Mr. Hudson would actually factor into several of my considerations, including All That Heaven Allows, which is overly weepy and dramatic but puts Jane Wyman and all the forces of convention up against a younger live-and-let-live Rock Hudson. And while Lynn loses patience with it every time, the sprawling and gigantic Giant showcases a lifetime together for an absolutely marvelous Elizabeth Taylor and Mr. Hudson.

Maybe Mr. Hudson, never sexually interested in his co-stars, succeeded so well at these romances because he befriended so many of his female leads on such a genuine level. He treated these women as equals in an era where that often wasn’t the case, and perhaps that underlying affection and respect is what makes these movies so appealing.

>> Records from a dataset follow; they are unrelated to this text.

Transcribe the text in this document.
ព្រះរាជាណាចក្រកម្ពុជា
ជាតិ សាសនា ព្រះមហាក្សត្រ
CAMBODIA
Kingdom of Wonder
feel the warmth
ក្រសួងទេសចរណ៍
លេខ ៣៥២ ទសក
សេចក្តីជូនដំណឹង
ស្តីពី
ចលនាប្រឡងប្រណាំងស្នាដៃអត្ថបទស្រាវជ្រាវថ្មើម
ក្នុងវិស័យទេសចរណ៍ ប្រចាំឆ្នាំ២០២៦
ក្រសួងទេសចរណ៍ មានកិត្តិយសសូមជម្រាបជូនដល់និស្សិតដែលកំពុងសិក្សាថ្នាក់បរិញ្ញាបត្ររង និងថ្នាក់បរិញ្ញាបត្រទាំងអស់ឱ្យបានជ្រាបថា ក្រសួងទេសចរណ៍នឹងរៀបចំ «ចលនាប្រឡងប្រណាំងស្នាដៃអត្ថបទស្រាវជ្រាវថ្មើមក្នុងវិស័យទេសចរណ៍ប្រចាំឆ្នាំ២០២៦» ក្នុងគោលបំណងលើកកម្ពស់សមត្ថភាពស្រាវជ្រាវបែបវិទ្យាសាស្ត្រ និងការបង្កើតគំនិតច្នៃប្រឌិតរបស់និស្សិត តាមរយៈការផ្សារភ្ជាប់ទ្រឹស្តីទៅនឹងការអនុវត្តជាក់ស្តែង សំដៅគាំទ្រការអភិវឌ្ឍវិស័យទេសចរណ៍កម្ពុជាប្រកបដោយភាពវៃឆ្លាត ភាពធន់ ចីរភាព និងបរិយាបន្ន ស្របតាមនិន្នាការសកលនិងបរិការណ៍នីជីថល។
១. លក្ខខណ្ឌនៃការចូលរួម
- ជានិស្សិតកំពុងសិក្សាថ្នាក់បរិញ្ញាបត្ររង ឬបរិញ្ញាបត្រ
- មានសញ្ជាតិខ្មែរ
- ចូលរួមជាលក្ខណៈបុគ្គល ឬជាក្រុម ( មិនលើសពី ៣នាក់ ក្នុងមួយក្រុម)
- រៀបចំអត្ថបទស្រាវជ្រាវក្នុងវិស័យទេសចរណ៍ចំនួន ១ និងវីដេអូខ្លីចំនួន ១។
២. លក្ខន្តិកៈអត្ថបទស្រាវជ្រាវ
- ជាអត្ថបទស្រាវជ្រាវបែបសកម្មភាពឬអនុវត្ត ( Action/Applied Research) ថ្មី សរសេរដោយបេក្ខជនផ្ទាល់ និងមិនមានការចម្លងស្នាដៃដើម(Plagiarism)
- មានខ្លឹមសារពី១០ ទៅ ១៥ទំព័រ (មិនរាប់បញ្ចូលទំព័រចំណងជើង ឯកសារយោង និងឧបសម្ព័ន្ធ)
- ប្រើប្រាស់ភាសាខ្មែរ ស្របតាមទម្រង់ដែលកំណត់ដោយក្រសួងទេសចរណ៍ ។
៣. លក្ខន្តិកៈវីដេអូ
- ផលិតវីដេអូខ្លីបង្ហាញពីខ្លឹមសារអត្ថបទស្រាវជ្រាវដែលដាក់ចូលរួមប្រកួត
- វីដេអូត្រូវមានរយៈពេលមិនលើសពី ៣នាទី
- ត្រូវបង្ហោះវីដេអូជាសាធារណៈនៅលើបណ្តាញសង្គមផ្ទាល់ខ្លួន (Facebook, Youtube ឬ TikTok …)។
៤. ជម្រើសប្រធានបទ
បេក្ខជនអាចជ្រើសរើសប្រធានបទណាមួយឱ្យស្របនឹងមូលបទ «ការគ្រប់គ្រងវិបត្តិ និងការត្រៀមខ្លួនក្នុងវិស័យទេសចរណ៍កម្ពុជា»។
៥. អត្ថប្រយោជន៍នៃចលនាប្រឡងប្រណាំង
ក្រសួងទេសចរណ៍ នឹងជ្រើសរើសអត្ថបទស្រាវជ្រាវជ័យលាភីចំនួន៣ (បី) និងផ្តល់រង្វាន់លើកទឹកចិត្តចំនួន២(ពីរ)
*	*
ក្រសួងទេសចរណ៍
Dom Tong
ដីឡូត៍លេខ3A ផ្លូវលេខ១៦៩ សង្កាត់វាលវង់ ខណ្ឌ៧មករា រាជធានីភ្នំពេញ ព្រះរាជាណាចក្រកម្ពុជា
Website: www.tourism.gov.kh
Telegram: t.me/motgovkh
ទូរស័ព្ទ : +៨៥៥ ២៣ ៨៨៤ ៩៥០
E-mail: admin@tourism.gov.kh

One would expect that perhaps as I’ve run along, mulling this over, that I would be leading up to the big reveal of my favorite movie romance. But if that’s one’s expectation, one is going to be disappointed.

I’ve reaffirmed the love I held for movies, even if that all seems to be in the past, and I’ve reminded myself of many happy hours spent in the dark watching strips of celluloid make life seem so much larger, but I don’t know that I’ve landed on one movie to hold up as my Valentine’s ideal.

I know I’ve left several off the list, not intentionally — like Bogart and Bergman, whose impossible love does not win over the day in the unforgettable Casablanca (he walks off into the fog with Claude Rains, which is really not the same thing at all, even if it is the start of “a beautiful friendship”) — and now that I’ve started thinking about it, I could be at it all day.

But it’s a pleasant diversion on a day that often makes more people miserable than happy, and I invite you to play along with me. Feel free to leave your candidates in the comments section, and I’ll try not to scoff, even if it ends up being When Harry Met Sally.

A list without the enchanting Greer Garson? What was I thinking?